House Education and Labor Chairman Bobby Scott (D-VA) recently introduced legislation that seeks to rescue multiemployer pension plans (MEPs) facing insolvency. Entitled the Emergency Pension Plan Relief Act (EPPRA), the bill would fund this rescue directly from the U.S. Treasury. As drafted, however, the legislation does not propose any reform to the multiemployer pension system, and would expose contributing employers to increased liability over the next 15 years.

MEPs are pension plans created by agreement between two or more employers, typically within the same industry, and a union. An MEP is administered by a board of trustees, which includes employer and union representatives. Many MEPs are in financial distress.

EPPRA seeks to rescue MEPs by directing the Pension Benefit Guarantee Corporation (PBGC) to "partition" dying MEPs. In a partition, the PBGC (which, as a federally chartered corporation, is essentially an arm of the government) takes over the responsibility for the payment of enough of the retiree benefits so that the partitioned MEP can avoid financial destruction without cutting into the earned benefits of participants and beneficiaries. In theory, EPPRA's partition program would expand the PBGC's existing authority to partition plans, increase the number of eligible plans, and simplify the application process. Meanwhile, the MEP trustees would continue to administer a now smaller plan that would not include the burden of benefits for those retirees transferred to government responsibility.

EPPRA would also increase the PBGC payment to retirees who have participated in MEPs that already became insolvent, or will become insolvent in the future. Currently, these retirees receive a maximum yearly payment of $12,870. Consequently, under the current system, retirees who, for example, might have received $35,000 per year from their plan, experience dramatic pension reductions when/if their plan fails.
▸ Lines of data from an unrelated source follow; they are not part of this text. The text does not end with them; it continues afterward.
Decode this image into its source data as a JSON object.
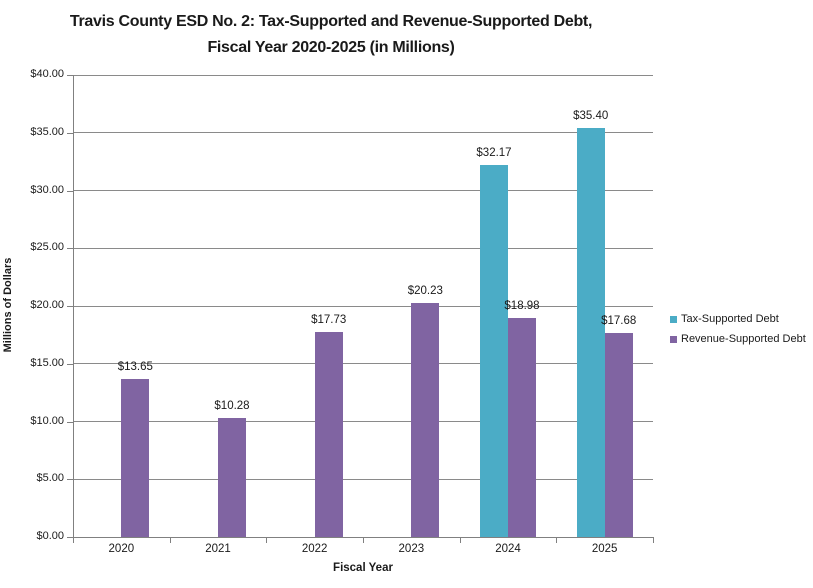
{
  "chart_data": {
    "type": "bar",
    "title": "Travis County ESD No. 2: Tax-Supported and Revenue-Supported Debt, Fiscal Year 2020-2025 (in Millions)",
    "title_lines": [
      "Travis County ESD No. 2: Tax-Supported and Revenue-Supported Debt,",
      "Fiscal Year 2020-2025 (in Millions)"
    ],
    "xlabel": "Fiscal Year",
    "ylabel": "Millions of Dollars",
    "categories": [
      "2020",
      "2021",
      "2022",
      "2023",
      "2024",
      "2025"
    ],
    "series": [
      {
        "name": "Tax-Supported Debt",
        "color": "#4BACC6",
        "values": [
          null,
          null,
          null,
          null,
          32.17,
          35.4
        ],
        "labels": [
          null,
          null,
          null,
          null,
          "$32.17",
          "$35.40"
        ]
      },
      {
        "name": "Revenue-Supported Debt",
        "color": "#8064A2",
        "values": [
          13.65,
          10.28,
          17.73,
          20.23,
          18.98,
          17.68
        ],
        "labels": [
          "$13.65",
          "$10.28",
          "$17.73",
          "$20.23",
          "$18.98",
          "$17.68"
        ]
      }
    ],
    "ylim": [
      0,
      40
    ],
    "ytick_step": 5,
    "ytick_labels": [
      "$0.00",
      "$5.00",
      "$10.00",
      "$15.00",
      "$20.00",
      "$25.00",
      "$30.00",
      "$35.00",
      "$40.00"
    ],
    "ytick_prefix": "$",
    "grid": true,
    "legend_position": "right",
    "axis_color": "#808080",
    "gridline_color": "#8A8A8A",
    "text_color": "#1a1a1a"
  }
}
Under EPPRA, this yearly government guarantee would be increased to $24,300.

Finally, EPPRA would "disregard" a PBGC partition for purposes of calculating an employer's withdrawal liability to the plan for 15 years following the date of the partition. It is this last provision that has the potential to increase dramatically employer liability at the same time that MEPs receive a financial lifeline.

Withdrawal liability, often labeled an "exit tax," was conceived by Congress under President Carter in 1980 as a remedy to salvage underfunded MEPs. Even in 1980, many MEPs did not have enough money to cover vested benefits of their participants and retirees. In an attempt to solve this lack of funding, Congress amended ERISA to require any participating employer that exited an MEP to pay its pro rata share of the MEP's unfunded vested benefits. The theory behind withdrawal liability was that employers would remain in the plans rather than face the exit tax. Therefore, the MEPs would receive sufficient employer contributions to return to health.
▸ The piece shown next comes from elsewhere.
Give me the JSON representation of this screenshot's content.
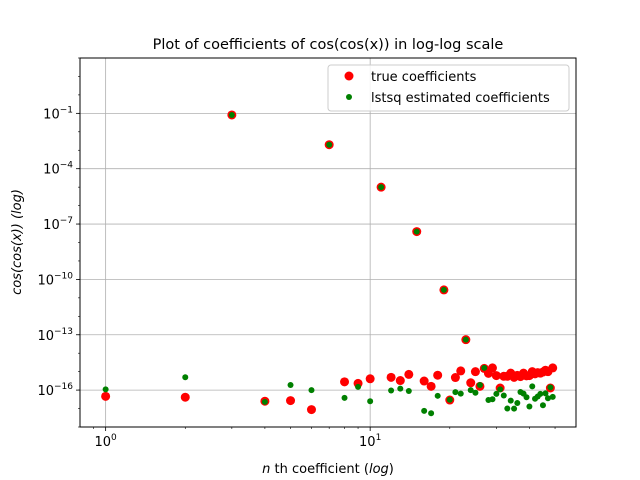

Four decades of experience has proved Congress dramatically incorrect. MEPs have continued to deteriorate and are collectively underfunded by hundreds of billions of dollars. Meanwhile, withdrawal liability has become an enterprise-destroying liability for employers that contribute to them. It is increasingly common for employers to face potential exposure of $500,000 per full-time-equivalent employee on whose behalf the employer contributes to the MEP. So, a small unionized garage with only four union-represented employees could face a $2,000,000 tax upon leaving an MEP to replace it with a 401k. This high fee is, of course, significantly higher than the vested benefits of the company's own employees. It is driven, in large part, by the unfunded vested benefits attributed to other employers that did not (or could not) pay their own withdrawal liability; increased life expectancy; trustee misbehavior (in some instances); and misguided investment policies compounded over decades. The high level of unfunded vested benefits may also have been driven by unrealistic benefit (pension) promises that defy actuarial science. But, regardless of the reasons for an MEP's exceedingly high level of unfunded vested benefits, the contingent withdrawal liability leaves employers with few palatable options.
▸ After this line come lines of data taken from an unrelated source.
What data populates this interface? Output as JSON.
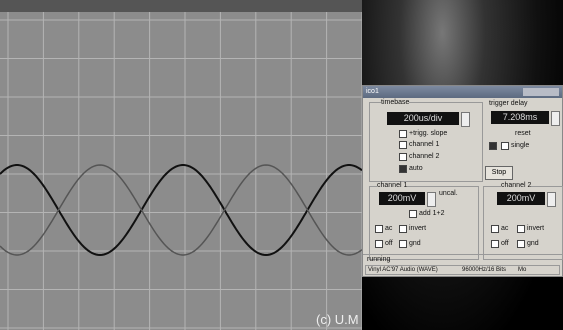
{
  "scope": {
    "copyright": "(c) U.M"
  },
  "window": {
    "title": "ico1",
    "timebase": {
      "label": "timebase",
      "value": "200us/div",
      "options": [
        "+trigg. slope",
        "channel 1",
        "channel 2",
        "auto"
      ]
    },
    "trigger": {
      "label": "trigger delay",
      "value": "7.208ms",
      "reset": "reset",
      "single": "single",
      "button": "Stop"
    },
    "channel1": {
      "label": "channel 1",
      "value": "200mV",
      "uncal": "uncal.",
      "add": "add 1+2",
      "ac": "ac",
      "invert": "invert",
      "off": "off",
      "gnd": "gnd"
    },
    "channel2": {
      "label": "channel 2",
      "value": "200mV",
      "ac": "ac",
      "invert": "invert",
      "off": "off",
      "gnd": "gnd"
    },
    "status": {
      "state": "running",
      "device": "Vinyl AC'97 Audio (WAVE)",
      "format": "96000Hz/16 Bits",
      "mode": "Mo"
    }
  }
}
EPPRA would be, at best, a temporary fix. It makes no effort to confront the factors causing MEP deterioration. There are no reforms or controls placed upon trustee behavior. Rather, it is only a direct and unrestricted transfer of taxpayer funds to the retirees who are suffering, or might at some time in the future suffer, financial hardship. Although certain retirees would receive relief in the form of an increased benefit guarantee, because of the 15-year "disregard" provision, employers would receive no relief from the MEP's salvation. Instead, employers would continue to shoulder the withdrawal liability as if no government assistance had been provided. Moreover, because the MEPs that would receive relief are, by definition, the very ones that are cascading toward insolvency, their "disregarded" underfunding would increase each year. Employers thus could face greater and greater exposure over the next 15 years at the very same time that the plans are receiving government assistance.

If EPPRA, or legislation conceptually similar, is enacted, it is difficult to predict the employment implications. Past predictions as to employer, union, and plan behavior have proven unreliable. What is predictable, however, is that employer financial exposure to currently failing MEPs would not be reduced for the foreseeable future.

In a narrowly divided Congress, the fate of EPPRA is unclear. Nevertheless, EPPRA's swift introduction shows that multiemployer pension relief remains a priority of congressional Democrats. WPI will keep you apprised of relevant developments.